The Milwaukee-based maker of automation equipment and software now expects its reported sales to increase between 10% and 14% for the year, up from an expected 7.5% to 11.5% increase at the start of the fiscal year.
The higher level of growth amounts to nearly $200 million in additional revenue and would give the company almost $8.7 billion in sales for the year.
In its first fiscal quarter, Rockwell saw reported sales increase 6.7% to $1.98 billion. Organic sales were up 9.9% with acquisitions adding 0.8% to growth and foreign currency exchange cutting into growth by 4 percentage points. The company also saw its net income up more than 59% to $384 million and adjusted income up more than 13% to $285.3 million.
For the full year, Rockwell is predicting organic growth of 13% at the midpoint, up from 11% in its prior guidance. The company also increased its guidance for earnings by 14.6% at the midpoint, calling for diluted earnings per share of $10.99 to $11.79. In fiscal 2022, diluted earnings per share came in at $7.97.
Rockwell has seen strong demand for its products in recent years and executives said the company has a record order backlog that grew compared to the prior quarter. Delivering on the strong demand has been complicated by supply chain challenges, including the availability of semiconductors.
Blake Moret, chairman and chief executive officer of Rockwell Automation, said the supply of semiconductors is gradually and generally improving and noted the company is working to mitigate issues.
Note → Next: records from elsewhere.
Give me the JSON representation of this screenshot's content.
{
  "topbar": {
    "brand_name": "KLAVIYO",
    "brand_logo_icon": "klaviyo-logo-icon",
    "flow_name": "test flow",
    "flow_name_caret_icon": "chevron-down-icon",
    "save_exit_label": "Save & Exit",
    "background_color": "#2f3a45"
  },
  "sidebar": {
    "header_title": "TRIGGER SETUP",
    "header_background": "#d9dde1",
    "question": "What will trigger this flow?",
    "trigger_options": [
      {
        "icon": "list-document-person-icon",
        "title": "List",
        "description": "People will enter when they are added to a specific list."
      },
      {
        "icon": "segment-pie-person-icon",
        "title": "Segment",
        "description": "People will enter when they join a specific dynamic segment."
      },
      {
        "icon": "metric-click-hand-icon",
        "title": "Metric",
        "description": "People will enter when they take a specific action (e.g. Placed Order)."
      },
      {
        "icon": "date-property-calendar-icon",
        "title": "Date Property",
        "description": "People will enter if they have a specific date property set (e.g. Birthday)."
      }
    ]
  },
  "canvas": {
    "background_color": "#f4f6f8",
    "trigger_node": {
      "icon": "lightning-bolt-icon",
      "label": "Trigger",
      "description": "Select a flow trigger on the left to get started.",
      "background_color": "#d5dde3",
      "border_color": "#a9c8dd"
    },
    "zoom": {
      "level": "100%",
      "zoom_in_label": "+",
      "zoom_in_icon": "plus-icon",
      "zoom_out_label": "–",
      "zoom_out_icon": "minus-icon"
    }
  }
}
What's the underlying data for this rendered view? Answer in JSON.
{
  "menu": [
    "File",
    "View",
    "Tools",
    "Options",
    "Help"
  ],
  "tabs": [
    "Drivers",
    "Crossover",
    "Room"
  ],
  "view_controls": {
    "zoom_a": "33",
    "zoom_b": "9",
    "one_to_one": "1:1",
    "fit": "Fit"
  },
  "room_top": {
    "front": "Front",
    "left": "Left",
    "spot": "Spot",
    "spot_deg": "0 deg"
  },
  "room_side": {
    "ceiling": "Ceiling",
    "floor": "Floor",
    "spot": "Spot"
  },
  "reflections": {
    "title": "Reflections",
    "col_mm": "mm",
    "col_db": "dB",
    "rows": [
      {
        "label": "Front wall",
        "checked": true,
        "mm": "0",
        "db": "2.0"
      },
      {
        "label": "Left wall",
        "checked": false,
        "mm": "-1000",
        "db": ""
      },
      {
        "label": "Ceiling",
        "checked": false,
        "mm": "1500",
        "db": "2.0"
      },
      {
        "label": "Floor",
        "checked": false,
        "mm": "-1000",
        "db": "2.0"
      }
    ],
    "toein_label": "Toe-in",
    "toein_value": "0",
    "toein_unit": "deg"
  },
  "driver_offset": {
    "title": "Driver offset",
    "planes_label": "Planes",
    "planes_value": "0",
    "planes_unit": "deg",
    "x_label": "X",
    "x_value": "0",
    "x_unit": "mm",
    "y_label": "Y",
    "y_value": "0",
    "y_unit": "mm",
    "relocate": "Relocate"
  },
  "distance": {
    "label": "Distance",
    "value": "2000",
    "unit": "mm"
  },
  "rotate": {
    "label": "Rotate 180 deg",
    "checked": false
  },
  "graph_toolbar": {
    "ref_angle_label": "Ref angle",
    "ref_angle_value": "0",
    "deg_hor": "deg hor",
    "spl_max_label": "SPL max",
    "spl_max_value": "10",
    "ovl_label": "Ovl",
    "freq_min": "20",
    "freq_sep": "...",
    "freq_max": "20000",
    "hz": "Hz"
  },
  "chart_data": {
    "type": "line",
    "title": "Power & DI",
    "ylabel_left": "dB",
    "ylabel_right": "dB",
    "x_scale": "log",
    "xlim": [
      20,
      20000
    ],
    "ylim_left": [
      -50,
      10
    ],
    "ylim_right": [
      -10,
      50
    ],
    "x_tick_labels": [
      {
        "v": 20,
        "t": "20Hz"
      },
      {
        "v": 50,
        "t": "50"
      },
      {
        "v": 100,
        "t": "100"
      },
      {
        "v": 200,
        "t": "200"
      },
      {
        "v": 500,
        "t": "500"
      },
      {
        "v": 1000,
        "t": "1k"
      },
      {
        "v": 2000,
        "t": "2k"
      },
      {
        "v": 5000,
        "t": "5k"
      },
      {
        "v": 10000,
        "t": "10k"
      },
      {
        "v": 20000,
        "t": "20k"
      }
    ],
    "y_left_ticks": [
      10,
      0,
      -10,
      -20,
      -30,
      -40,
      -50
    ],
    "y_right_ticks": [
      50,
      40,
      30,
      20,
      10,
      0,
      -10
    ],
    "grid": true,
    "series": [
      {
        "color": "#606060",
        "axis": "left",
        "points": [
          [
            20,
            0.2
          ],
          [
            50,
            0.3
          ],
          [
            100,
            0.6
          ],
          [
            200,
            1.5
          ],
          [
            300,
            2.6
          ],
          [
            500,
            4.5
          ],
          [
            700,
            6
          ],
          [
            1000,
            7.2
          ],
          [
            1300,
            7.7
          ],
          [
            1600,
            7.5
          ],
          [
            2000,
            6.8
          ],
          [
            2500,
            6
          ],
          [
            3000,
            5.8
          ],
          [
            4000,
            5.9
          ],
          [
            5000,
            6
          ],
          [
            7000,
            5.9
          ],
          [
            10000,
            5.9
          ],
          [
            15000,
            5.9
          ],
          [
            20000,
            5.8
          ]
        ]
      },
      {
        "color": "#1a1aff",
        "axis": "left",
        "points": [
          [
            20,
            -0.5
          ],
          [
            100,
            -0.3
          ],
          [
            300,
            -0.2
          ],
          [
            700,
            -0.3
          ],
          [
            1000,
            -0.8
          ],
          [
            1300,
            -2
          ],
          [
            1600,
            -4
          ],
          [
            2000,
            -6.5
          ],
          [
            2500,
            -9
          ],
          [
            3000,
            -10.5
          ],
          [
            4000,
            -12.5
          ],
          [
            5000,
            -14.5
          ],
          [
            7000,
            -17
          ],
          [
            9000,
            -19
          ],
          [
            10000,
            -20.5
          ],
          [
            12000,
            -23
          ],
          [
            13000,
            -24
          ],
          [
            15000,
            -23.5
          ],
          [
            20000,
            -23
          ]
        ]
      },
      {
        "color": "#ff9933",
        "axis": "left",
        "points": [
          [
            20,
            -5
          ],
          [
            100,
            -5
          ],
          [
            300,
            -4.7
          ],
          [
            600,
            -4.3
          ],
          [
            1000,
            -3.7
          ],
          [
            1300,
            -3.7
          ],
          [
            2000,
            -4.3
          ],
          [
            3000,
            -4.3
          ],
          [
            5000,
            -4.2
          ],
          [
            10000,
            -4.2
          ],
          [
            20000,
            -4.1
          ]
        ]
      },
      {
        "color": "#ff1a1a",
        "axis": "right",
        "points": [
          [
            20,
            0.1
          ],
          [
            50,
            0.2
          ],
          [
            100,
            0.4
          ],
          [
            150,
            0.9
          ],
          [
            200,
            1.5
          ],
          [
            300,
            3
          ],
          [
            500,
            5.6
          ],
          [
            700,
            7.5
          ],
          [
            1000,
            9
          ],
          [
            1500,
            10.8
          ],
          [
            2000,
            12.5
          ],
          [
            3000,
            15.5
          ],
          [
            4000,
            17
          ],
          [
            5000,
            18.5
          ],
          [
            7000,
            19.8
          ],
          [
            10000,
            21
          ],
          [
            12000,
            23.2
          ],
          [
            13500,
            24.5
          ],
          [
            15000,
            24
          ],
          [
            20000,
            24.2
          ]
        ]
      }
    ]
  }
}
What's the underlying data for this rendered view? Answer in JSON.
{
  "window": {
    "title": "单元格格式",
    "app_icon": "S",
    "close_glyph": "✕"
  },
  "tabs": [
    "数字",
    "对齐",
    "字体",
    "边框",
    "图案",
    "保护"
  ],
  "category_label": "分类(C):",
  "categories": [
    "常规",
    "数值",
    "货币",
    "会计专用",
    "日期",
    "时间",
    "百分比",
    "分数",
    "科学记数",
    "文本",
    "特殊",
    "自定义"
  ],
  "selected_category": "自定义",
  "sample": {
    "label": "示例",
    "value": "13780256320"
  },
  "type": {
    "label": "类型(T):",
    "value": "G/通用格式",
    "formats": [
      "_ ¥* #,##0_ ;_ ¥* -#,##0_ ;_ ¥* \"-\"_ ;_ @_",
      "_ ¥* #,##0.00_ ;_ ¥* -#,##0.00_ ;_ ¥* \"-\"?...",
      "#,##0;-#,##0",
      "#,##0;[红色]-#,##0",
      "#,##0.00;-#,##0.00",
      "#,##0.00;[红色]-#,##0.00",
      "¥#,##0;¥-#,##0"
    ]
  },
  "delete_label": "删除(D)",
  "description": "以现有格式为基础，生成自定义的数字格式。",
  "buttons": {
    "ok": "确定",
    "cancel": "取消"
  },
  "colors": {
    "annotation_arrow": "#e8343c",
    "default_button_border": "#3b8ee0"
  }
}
“We use a lot of chips across our product lines,” Moret said, adding “in general, we’re seeing chips improve across a broad landscape, but it’s not going to happen overnight.”
“The view is optimistic, but all it takes is one chip in a product to not be able to ship it,” he said.
Moret noted some of Rockwell’s products have been able to return to pre-pandemic levels for lead times, but the majority remained at elevated levels. He expects the company’s backlog to continue to grow throughout the year.
Rockwell’s higher guidance and strong demand comes amidst economic uncertainty and concerns about a recession. Moret said the macroeconomic environment is dynamic and Rockwell is trying to take a conservative approach, prudently adding resources to fuel growth where needed.
“We’re very aware of the macro,” Moret said. “It’s just not going to have as much of an effect on us in the current fiscal year because of the huge backlog that we have and we’re building backlog that’s going to go well into ’24 and beyond.”